# Makita RT0700C Roumer (Router/Trimmer) UPDATE REVIEW



## Dutchy

Hello Bradley,

I am using this router as a DIY user. And i agree that this is a great router. The mine is 220 V. Is the american type also 220?


----------



## BradAnderson

Dutchy im in Australia so my router is 240v. Thanks for the comment.


----------



## Grumpymike

The American version is 110v.


----------



## Ollie

We have a 110v version, in the UK you can get both voltages. It is a very nice router indeed. Small but powerful, Variable speed, 3 different bases and normal Makita quality.

Ollie


----------



## BradAnderson

Yes Ollie it is great the Australian version only comes with the single round fixed base. Im now trying to fine somewhere to get the other bases from oversea. Makita do not bring them in to Australia


----------



## Ton80

I just picked this router up last night and haven't even fired it up yet but I have one negative observation. The included base has an opening that will not accept some common bits used for edge routing that I would otherwise fully expect it to be capable of since my burned out Bosch Colt was capable. With the bosh, the plastic portion of the base had to be removed and I cut a 1/4" piece of MDF with a larger hole to accept a larger round over or coving bit. With the makita, the aluminum portion of the base has a hole that matches the small plastic plate so there is no way to use a decent size round over which is already making me think I will be returning the router and either going back to the Bosch or taking a look at the dewalt and its base.

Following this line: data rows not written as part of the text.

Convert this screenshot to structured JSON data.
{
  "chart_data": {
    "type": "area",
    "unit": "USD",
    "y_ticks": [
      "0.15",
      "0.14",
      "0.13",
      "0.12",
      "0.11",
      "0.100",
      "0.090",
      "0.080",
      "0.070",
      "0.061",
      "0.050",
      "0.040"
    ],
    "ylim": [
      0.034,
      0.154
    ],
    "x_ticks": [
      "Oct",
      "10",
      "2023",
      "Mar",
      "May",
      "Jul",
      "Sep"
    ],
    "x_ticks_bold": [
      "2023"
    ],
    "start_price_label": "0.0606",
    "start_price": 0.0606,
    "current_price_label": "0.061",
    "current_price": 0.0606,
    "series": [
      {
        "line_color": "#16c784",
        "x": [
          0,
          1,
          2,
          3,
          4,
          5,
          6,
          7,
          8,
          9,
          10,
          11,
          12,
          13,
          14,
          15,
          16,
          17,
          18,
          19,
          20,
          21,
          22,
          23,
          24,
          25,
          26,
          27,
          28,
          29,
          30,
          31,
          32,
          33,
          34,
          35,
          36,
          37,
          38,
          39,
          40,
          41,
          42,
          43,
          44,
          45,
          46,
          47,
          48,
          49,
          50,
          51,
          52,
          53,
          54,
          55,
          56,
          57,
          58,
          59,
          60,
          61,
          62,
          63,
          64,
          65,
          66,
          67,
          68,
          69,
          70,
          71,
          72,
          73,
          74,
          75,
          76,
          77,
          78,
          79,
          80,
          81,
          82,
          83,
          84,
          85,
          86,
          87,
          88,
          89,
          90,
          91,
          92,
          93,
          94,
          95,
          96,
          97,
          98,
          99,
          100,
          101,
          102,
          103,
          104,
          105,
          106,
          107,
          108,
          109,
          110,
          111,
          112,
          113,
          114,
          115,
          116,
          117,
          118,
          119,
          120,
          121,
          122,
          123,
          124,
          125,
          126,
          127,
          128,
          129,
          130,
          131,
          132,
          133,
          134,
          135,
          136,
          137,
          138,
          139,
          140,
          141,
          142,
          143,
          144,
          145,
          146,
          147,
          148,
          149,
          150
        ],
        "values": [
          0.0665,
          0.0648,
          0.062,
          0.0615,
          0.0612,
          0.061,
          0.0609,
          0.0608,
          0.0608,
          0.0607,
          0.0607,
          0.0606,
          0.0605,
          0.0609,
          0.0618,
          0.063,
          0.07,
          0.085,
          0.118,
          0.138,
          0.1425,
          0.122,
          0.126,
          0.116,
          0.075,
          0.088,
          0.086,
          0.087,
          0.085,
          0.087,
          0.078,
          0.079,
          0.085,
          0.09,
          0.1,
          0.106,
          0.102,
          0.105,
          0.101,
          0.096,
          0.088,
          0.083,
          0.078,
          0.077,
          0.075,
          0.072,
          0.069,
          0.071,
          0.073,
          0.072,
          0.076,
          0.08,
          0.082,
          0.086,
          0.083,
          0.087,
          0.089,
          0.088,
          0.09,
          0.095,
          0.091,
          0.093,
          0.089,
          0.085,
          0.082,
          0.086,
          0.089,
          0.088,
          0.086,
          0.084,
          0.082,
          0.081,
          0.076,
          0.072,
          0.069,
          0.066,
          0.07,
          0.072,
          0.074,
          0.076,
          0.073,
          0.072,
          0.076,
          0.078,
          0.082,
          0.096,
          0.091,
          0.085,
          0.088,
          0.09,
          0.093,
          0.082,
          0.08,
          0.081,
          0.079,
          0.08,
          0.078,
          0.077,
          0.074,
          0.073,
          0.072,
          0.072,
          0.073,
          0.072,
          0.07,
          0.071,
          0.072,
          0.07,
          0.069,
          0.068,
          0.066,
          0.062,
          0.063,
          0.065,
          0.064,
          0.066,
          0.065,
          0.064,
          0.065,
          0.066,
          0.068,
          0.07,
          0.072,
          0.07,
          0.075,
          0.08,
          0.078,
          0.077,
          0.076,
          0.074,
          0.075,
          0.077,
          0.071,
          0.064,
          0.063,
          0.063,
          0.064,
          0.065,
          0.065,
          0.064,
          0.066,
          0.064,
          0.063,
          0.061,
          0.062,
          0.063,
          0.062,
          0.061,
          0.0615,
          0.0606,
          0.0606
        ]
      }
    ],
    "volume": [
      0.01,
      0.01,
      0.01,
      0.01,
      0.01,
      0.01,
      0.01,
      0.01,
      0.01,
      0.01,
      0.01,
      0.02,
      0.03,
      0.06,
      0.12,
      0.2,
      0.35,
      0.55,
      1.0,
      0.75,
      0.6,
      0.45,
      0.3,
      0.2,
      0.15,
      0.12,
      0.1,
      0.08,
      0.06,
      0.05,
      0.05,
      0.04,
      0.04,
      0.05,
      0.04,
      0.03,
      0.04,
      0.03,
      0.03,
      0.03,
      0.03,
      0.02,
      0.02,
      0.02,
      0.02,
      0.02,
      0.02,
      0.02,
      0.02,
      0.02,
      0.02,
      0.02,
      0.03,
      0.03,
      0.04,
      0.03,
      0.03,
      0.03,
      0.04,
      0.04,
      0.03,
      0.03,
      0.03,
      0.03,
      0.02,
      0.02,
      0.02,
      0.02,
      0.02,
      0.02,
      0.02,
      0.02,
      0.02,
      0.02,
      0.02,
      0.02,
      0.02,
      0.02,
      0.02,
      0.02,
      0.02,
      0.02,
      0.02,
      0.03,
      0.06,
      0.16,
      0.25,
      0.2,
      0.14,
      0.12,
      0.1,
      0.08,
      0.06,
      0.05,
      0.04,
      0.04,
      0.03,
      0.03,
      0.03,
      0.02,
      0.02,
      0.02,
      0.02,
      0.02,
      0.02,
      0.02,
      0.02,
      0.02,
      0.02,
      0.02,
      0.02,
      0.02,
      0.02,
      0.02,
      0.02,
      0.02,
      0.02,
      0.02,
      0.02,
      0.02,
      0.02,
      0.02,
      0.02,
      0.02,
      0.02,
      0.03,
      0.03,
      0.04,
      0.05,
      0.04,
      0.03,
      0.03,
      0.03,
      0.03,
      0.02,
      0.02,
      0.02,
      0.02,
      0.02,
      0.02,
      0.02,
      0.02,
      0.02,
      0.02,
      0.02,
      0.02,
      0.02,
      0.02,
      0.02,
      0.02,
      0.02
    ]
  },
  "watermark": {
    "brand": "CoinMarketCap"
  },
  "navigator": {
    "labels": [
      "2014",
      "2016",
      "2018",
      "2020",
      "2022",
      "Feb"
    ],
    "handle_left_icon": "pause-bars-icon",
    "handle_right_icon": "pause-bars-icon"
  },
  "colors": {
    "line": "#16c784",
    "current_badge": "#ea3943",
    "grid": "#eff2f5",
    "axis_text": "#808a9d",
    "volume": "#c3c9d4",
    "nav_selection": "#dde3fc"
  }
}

Can anyone comment on whether using the plunge base with the makita will allow for a larger bit opening with a shop made sub base?


----------



## Ton80

Still wondering if anyone can tell me about the opening of the Plunge base for the Makita RT0700. I spoke to their tech Support and I was told the opening is a 2-3/16 diameter opening which sounds quite large for a compact router. I can't find any info or images on the web that will confirm this so I am hoping a member of LJ has this base and confirm that information.


----------